Plus au sud, au Mali et au Burkina Faso, on assiste à une flambée de violence intercommunautaire. Comment y mettre un terme ?

Les attaques qui ont été perpétrées ont été effroyables. Il y a un ciblage méthodique, et même, par endroits, des relents d’épuration ethnique. Il faut réagir tout de suite et renforcer les états, parce que c’est sur leur faiblesse que prospèrent les groupes jihadistes et les milices. J’ajoute que ce qui se passe dans le Sahel a des conséquences sur les trottoirs de Paris. Et que tout cela s’explique notamment par la déstabilisation de la Libye.
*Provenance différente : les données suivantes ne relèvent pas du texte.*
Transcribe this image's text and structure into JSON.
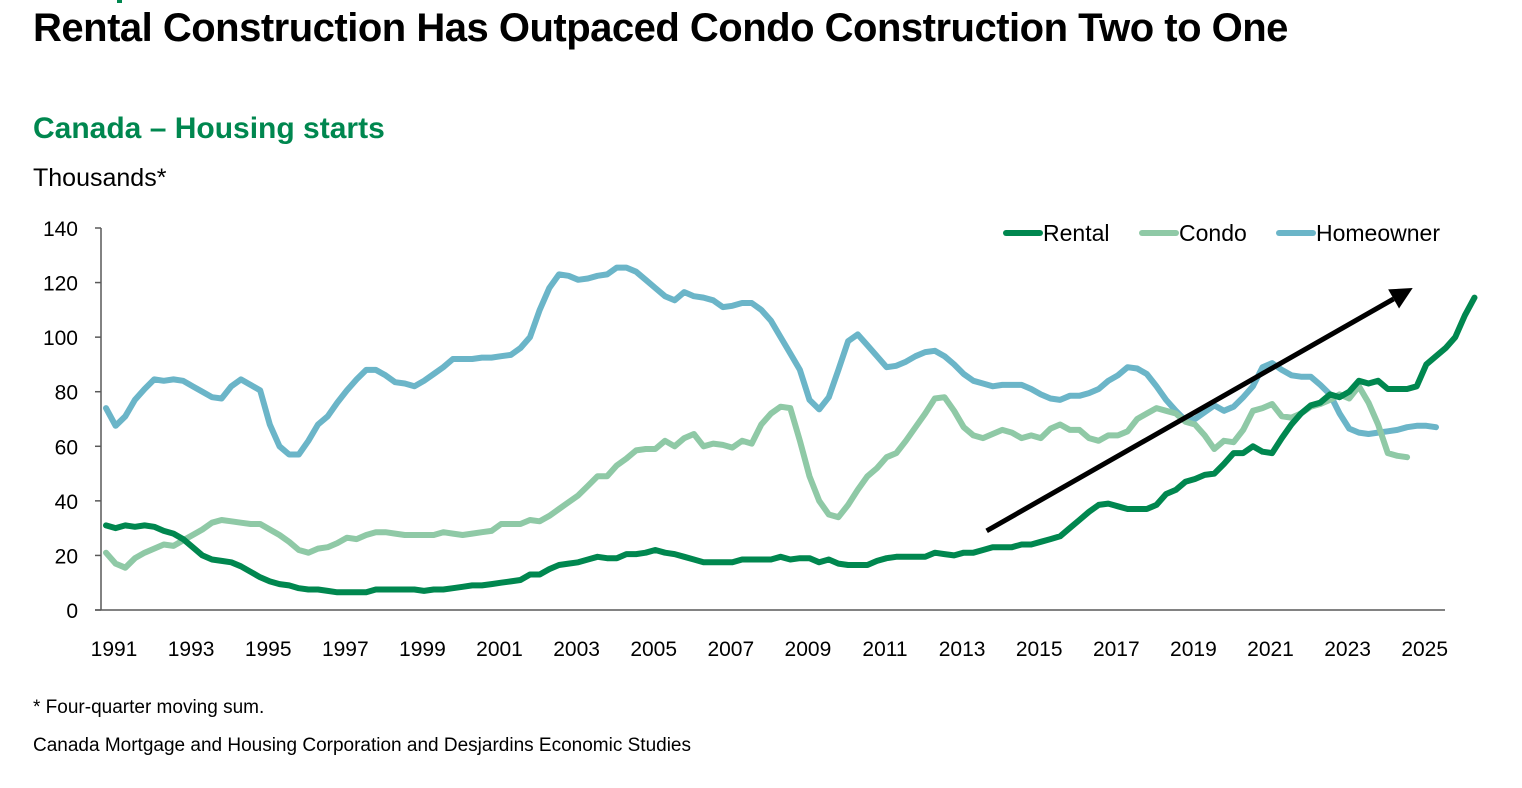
{
  "header": {
    "title": "Rental Construction Has Outpaced Condo Construction Two to One",
    "subtitle": "Canada – Housing starts",
    "unit_label": "Thousands*"
  },
  "footer": {
    "note": "* Four-quarter moving sum.",
    "source": "Canada Mortgage and Housing Corporation and Desjardins Economic Studies"
  },
  "colors": {
    "rental": "#00874f",
    "condo": "#8fc9a6",
    "homeowner": "#6bb5c8",
    "subtitle": "#00874f",
    "axis": "#595959",
    "arrow": "#000000"
  },
  "chart_data": {
    "type": "line",
    "title": "Canada – Housing starts",
    "ylabel": "Thousands*",
    "xlabel": "",
    "ylim": [
      0,
      140
    ],
    "yticks": [
      0,
      20,
      40,
      60,
      80,
      100,
      120,
      140
    ],
    "xlim": [
      1991.0,
      2025.75
    ],
    "xtick_labels": [
      "1991",
      "1993",
      "1995",
      "1997",
      "1999",
      "2001",
      "2003",
      "2005",
      "2007",
      "2009",
      "2011",
      "2013",
      "2015",
      "2017",
      "2019",
      "2021",
      "2023",
      "2025"
    ],
    "x_start": 1991.0,
    "x_step": 0.25,
    "grid": false,
    "legend": {
      "position": "top-right",
      "entries": [
        "Rental",
        "Condo",
        "Homeowner"
      ]
    },
    "annotation": {
      "type": "arrow",
      "from": [
        2014.0,
        29
      ],
      "to": [
        2025.0,
        118
      ],
      "description": "upward trend arrow"
    },
    "series": [
      {
        "name": "Rental",
        "values": [
          31,
          30,
          31,
          30.5,
          31,
          30.5,
          29,
          28,
          26,
          23,
          20,
          18.5,
          18,
          17.5,
          16,
          14,
          12,
          10.5,
          9.5,
          9,
          8,
          7.5,
          7.5,
          7,
          6.5,
          6.5,
          6.5,
          6.5,
          7.5,
          7.5,
          7.5,
          7.5,
          7.5,
          7,
          7.5,
          7.5,
          8,
          8.5,
          9,
          9,
          9.5,
          10,
          10.5,
          11,
          13,
          13,
          15,
          16.5,
          17,
          17.5,
          18.5,
          19.5,
          19,
          19,
          20.5,
          20.5,
          21,
          22,
          21,
          20.5,
          19.5,
          18.5,
          17.5,
          17.5,
          17.5,
          17.5,
          18.5,
          18.5,
          18.5,
          18.5,
          19.5,
          18.5,
          19,
          19,
          17.5,
          18.5,
          17,
          16.5,
          16.5,
          16.5,
          18,
          19,
          19.5,
          19.5,
          19.5,
          19.5,
          21,
          20.5,
          20,
          21,
          21,
          22,
          23,
          23,
          23,
          24,
          24,
          25,
          26,
          27,
          30,
          33,
          36,
          38.5,
          39,
          38,
          37,
          37,
          37,
          38.5,
          42.5,
          44,
          47,
          48,
          49.5,
          50,
          53.5,
          57.5,
          57.5,
          60,
          58,
          57.5,
          63,
          68,
          72,
          75,
          76,
          79,
          78,
          80,
          84,
          83,
          84,
          81,
          81,
          81,
          82,
          90,
          93,
          96,
          100,
          108,
          114.5
        ]
      },
      {
        "name": "Condo",
        "values": [
          21,
          17,
          15.5,
          19,
          21,
          22.5,
          24,
          23.5,
          25.5,
          27.5,
          29.5,
          32,
          33,
          32.5,
          32,
          31.5,
          31.5,
          29.5,
          27.5,
          25,
          22,
          21,
          22.5,
          23,
          24.5,
          26.5,
          26,
          27.5,
          28.5,
          28.5,
          28,
          27.5,
          27.5,
          27.5,
          27.5,
          28.5,
          28,
          27.5,
          28,
          28.5,
          29,
          31.5,
          31.5,
          31.5,
          33,
          32.5,
          34.5,
          37,
          39.5,
          42,
          45.5,
          49,
          49,
          53,
          55.5,
          58.5,
          59,
          59,
          62,
          60,
          63,
          64.5,
          60,
          61,
          60.5,
          59.5,
          62,
          61,
          68,
          72,
          74.5,
          74,
          62,
          49,
          40,
          35,
          34,
          38.5,
          44,
          49,
          52,
          56,
          57.5,
          62,
          67,
          72,
          77.5,
          78,
          73,
          67,
          64,
          63,
          64.5,
          66,
          65,
          63,
          64,
          63,
          66.5,
          68,
          66,
          66,
          63,
          62,
          64,
          64,
          65.5,
          70,
          72,
          74,
          73,
          72,
          69,
          68,
          64,
          59,
          62,
          61.5,
          66,
          73,
          74,
          75.5,
          71,
          70.5,
          72,
          74.5,
          75.5,
          77,
          79,
          77.5,
          82,
          76,
          68,
          57.5,
          56.5,
          56
        ]
      },
      {
        "name": "Homeowner",
        "values": [
          74,
          67.5,
          71,
          77,
          81,
          84.5,
          84,
          84.5,
          84,
          82,
          80,
          78,
          77.5,
          82,
          84.5,
          82.5,
          80.5,
          68,
          60,
          57,
          57,
          62,
          68,
          71,
          76,
          80.5,
          84.5,
          88,
          88,
          86,
          83.5,
          83,
          82,
          84,
          86.5,
          89,
          92,
          92,
          92,
          92.5,
          92.5,
          93,
          93.5,
          96,
          100,
          110,
          118,
          123,
          122.5,
          121,
          121.5,
          122.5,
          123,
          125.5,
          125.5,
          124,
          121,
          118,
          115,
          113.5,
          116.5,
          115,
          114.5,
          113.5,
          111,
          111.5,
          112.5,
          112.5,
          110,
          106,
          100,
          94,
          88,
          77,
          73.5,
          78,
          88,
          98.5,
          101,
          97,
          93,
          89,
          89.5,
          91,
          93,
          94.5,
          95,
          93,
          90,
          86.5,
          84,
          83,
          82,
          82.5,
          82.5,
          82.5,
          81,
          79,
          77.5,
          77,
          78.5,
          78.5,
          79.5,
          81,
          84,
          86,
          89,
          88.5,
          86.5,
          82,
          77,
          73,
          69.5,
          70,
          72.5,
          75,
          73,
          74.5,
          78,
          82,
          89,
          90.5,
          88,
          86,
          85.5,
          85.5,
          82.5,
          79,
          72,
          66.5,
          65,
          64.5,
          65,
          65.5,
          66,
          67,
          67.5,
          67.5,
          67
        ]
      }
    ]
  }
}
>>> À LIRE – Violences intercommunautaires dans le centre du Mali : le président IBK face à l’indicible

Quelles erreurs ont été commises lors de l’intervention militaire en Libye, en 2011 ?

Quand l’intervention a eu lieu, je me suis demandé ce qui était prévu pour la suite. Cela n’a pas été pensé, d’où le chaos. J’aurais plutôt été favorable à la capture de Mouammar Kadhafi, afin qu’il soit jugé. La Libye est un pays fait de clans, d’ethnies, de villages et de tribus. Aujourd’hui, on ne sait plus qui joue quel rôle.

La Turquie, la Russie ou des États du Golfe investissent de plus en plus le continent. Craignez-vous ces guerres d’influence ?

L’Afrique a toujours fait l’objet des convoitises internationales. Ce n’est pas nouveau, et il est plutôt sain que l’Afrique ne s’enferme pas dans un tête-à-tête avec ses anciens colonisateurs. La politique française est en décalage avec les nouvelles réalités africaines, et cela dure depuis les indépendances. En 2008, l’appareil diplomatique et économique français s’est recentré vers l’Asie, alors que c’est à ce moment que l’Afrique décollait. Résultat : l’histoire qui est en train de s’écrire en Afrique échappe à la France.

Voyez-vous des changements dans les relations franco-africaines depuis l’élection d’Emmanuel Macron ?

Il a beaucoup joué la carte d’une rupture générationnelle, et, de fait, il y a des choses intéressantes qui ont été lancées, comme le travail sur la mémoire. Ce sujet a souvent été négligé, mais lui l’a saisi à bras-le-corps. Cela s’est traduit par la reconnaissance de la responsabilité de la France dans la mort de Maurice Audin et dans l’annonce de la restitution des œuvres d’art africaines. C’est une véritable avancée. Les choses vont en revanche plus lentement concernant l’affaire Ben Barka ou la déclassification des documents concernant Thomas Sankara.

Concernant le Rwanda aussi…

Emmanuel Macron était pourtant bien parti en soutenant l’élection de Louise Mushikiwabo [ex-ministre rwandaise des Affaires étrangères] à la tête de la Francophonie. Mais, au moment où l’on commémore le génocide des Tutsis, il ne va pas au Rwanda et envoie pour représenter la France le député Hervé Berville, sous prétexte qu’il est tutsi…

La Françafrique est-elle terminée ?

Il y a des étrangetés qui font encore « vieux monde », comme lors de l’intervention militaire française au Tchad début février. Mais l’expression même de « politique africaine de la France » a quelque chose de suranné. Les relations franco-­africaines doivent être repensées. Il faudrait un Erasmus francophone et mettre en place une politique plus souple en matière de délivrance des visas… Le problème, c’est qu’Emmanuel Macron, de même que les autres dirigeants européens, est sous la pression des populistes. C’est pour cela que les priorités se concentrent sur l’immigration et le terrorisme.

Pourriez-vous revenir en politique ?

Il ne faut jamais jurer de rien, mais je n’en ai ni l’envie ni l’intention. Se présenter à l’élection présidentielle a été un pas important. Il n’y a rien au-dessus de cette élection. Pour moi, c’est cette élection ou rien.